Sunday, January 1, 2012

New Year....not so Happy

This post is hard to write.  I really don't have the words. 

We miscarried.

Just before Christmas, Jacob and I found out we were expecting.  It had been months of trying, waiting, and disappointment.  I was in shock that we finally did get pregnant.  We went to the doctor and had our first check-up.  I was having some pains, but were assured they were normal.  Jacob and I told his parents and planned on surprising my mom a few days later.

The day we were to leave for my mom's house, I started cramping severely and had some bleeding as well.  Panicked, we went to the ER and they ran about a million tests only to say they weren't sure what was happening.  We had to cancel our trip and wait for a few days to find out what was going on in my body.  On Tuesday, we were given news that I had miscarried. 
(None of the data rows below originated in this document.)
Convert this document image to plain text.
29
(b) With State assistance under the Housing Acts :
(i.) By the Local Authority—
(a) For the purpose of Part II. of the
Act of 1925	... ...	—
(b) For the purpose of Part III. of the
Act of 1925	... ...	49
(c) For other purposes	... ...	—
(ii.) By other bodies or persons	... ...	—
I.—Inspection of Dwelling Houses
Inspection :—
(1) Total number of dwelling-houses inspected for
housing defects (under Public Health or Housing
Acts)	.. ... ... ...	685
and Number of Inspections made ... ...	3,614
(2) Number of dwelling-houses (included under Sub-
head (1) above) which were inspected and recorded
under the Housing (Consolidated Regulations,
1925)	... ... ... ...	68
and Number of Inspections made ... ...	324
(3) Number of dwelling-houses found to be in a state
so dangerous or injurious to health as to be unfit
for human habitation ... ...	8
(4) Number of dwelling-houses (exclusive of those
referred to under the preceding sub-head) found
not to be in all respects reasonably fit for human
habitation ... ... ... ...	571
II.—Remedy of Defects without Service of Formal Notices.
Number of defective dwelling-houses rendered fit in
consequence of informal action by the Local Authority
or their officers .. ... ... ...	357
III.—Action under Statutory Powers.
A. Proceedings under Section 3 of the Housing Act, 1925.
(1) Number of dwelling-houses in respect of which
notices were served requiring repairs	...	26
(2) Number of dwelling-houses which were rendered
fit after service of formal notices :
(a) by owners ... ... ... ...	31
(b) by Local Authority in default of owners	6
For me, the moment I found out I was pregnant I imagined a whole life with this child.  I knew the due date.  I imagine how old the baby would be next year at Christmas.  I imagined how old I would be when they graduated High School, when they would be in college.  That was my first child, and now those are all merely dreams.

I know I am not the only one that has gone through it.  But it was my first pregnancy.  It was my first loss.  My emotions are still so raw.  I feel anger.  Sadness.  Loss.  Disbelief.  Anger again. 

Dear baby, I loved you the moment I knew you existed.  I miss you already.    

1 comment:

  1. I know this is an older post but I just started going through your blog. I just wanted to say I hope you're doing better now. I'm a mom to six living children and 4 that I miscarried so I can empathize with what you went through writing this post. God Bless.